Come se niente fosse si dimenticano di essere stati comunisti, postcomunisti, ex comunisti e lanciano l’allarme sul fascismo della Lega, dei Fratelli d’Italia e del centrodestra.

Da come parlano sembra davvero che la matrice culturale che li ha cresciuti sia stata liberale, democratica, rispettosa di ogni libertà intellettuale. Qualcuno si dimentica di aver applaudito ai carri armati sovietici in Ungheria, qualcun altro dimentica i gulag, la censura e l’oppressione dei regimi comunisti ai quali erano collegati. Fanno finta di non aver avuto alcun legame con l’Internazionale comunista, con il Patto di Varsavia, con le presenze, gli applausi e gli scambi alle celebrazioni congressuali in Urss. Per non parlare dei finanziamenti occulti ricevuti fino agli anni Ottanta da parte dell’Unione Sovietica, sui quali per approfondire basterebbe leggere i libri sul tema di Gianni Cervetti e Valerio Riva (Oro di Mosca).

Insomma, i postcomunisti giacché hanno cambiato nome, simbolo, bandiera, poiché hanno gettato l’eskimo, oggi pontificano come fossero tutti figli di Tocqueville, anziché di Marx, Lenin e Togliatti. La realtà è un’altra, in Italia per fortuna il fascismo con i suoi orrori, vergogne, disastri e condotte indegne, è morto e sepolto e non saranno quattro sciagurati, esaltati e schizzati di mente a resuscitarlo. In Italia il problema vero è la scriteriatezza con la quale la politica dei governi, specialmente in questi ultimi anni, ha guidato il Paese. La devastazione del debito, la costruzione di un apparato pubblico gigantesco, furbetto e inefficiente, lo sfascio dei conti previdenziali, la persecuzione fiscale, l’hanno creata i governi di centrosinistra.

Così com’è stato il centrosinistra a generare uno statalismo soffocante e clientelare, un assistenzialismo antieconomico ed elettorale, un sistema pubblico inutile e invadente. Ecco perché la gente non ne può più, come non ne può più della politica dell’accoglienza senza limiti, incontrollata, voluta dal centrosinistra.

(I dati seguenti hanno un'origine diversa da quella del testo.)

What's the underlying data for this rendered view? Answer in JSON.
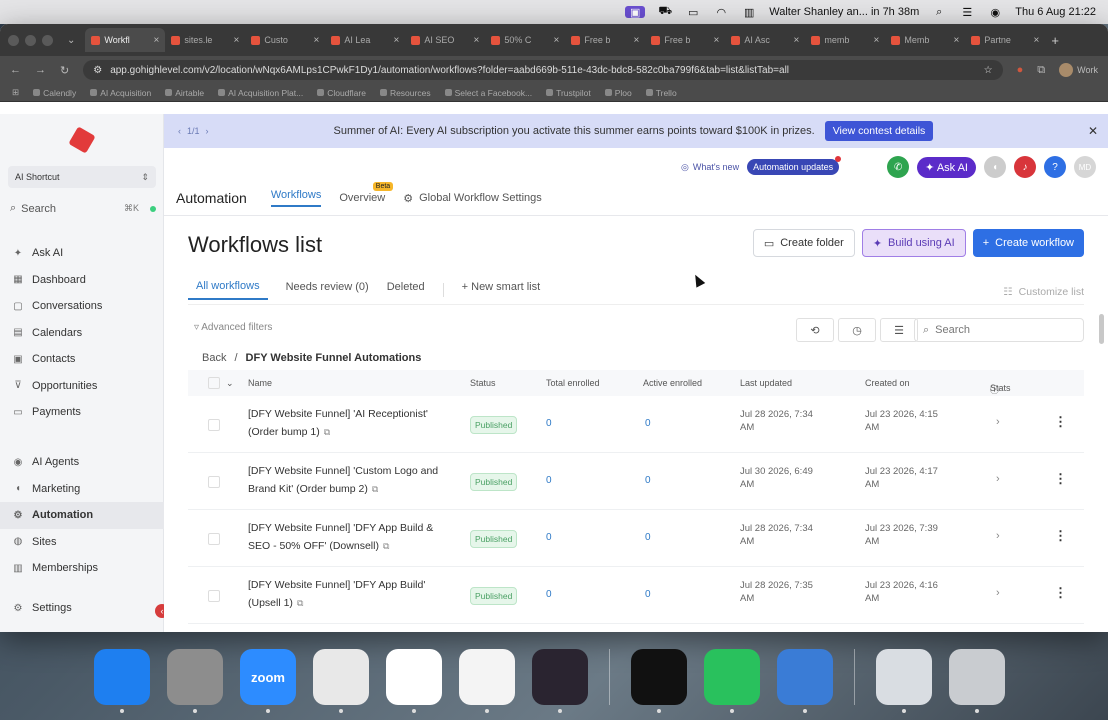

I cittadini protestano e hanno paura perché dal Nord al Sud in questi anni le periferie, le stazioni ferroviarie, i parchi pubblici, le piazze dei comuni e i giardini di quartiere, sono diventati accampamenti di immigrati. Perché questi immigrati sparpagliati, abbandonati per l’Italia, quasi tutti finiscono nelle mani della delinquenza, del malaffare, della prostituzione. Perché molti degli immigrati sfuggiti a ogni controllo a ogni gestione finiscono per incrementare il numero dei lavoratori sfruttati e sommersi, oppure quello degli spacciatori, che operano nelle zone più opache e difficili del nostro territorio e della nostra società.

Ecco perché la gente protesta, manifesta paura, insicurezza e disagio, altro che razzismo, fascismo e xenofobia del centrodestra. Insomma, il centrosinistra ancora una volta gira la frittata e mischia le carte per nascondere le colpe di una politica scellerata e pericolosa, di cui gli italiani e l’Italia non avevano davvero alcun bisogno.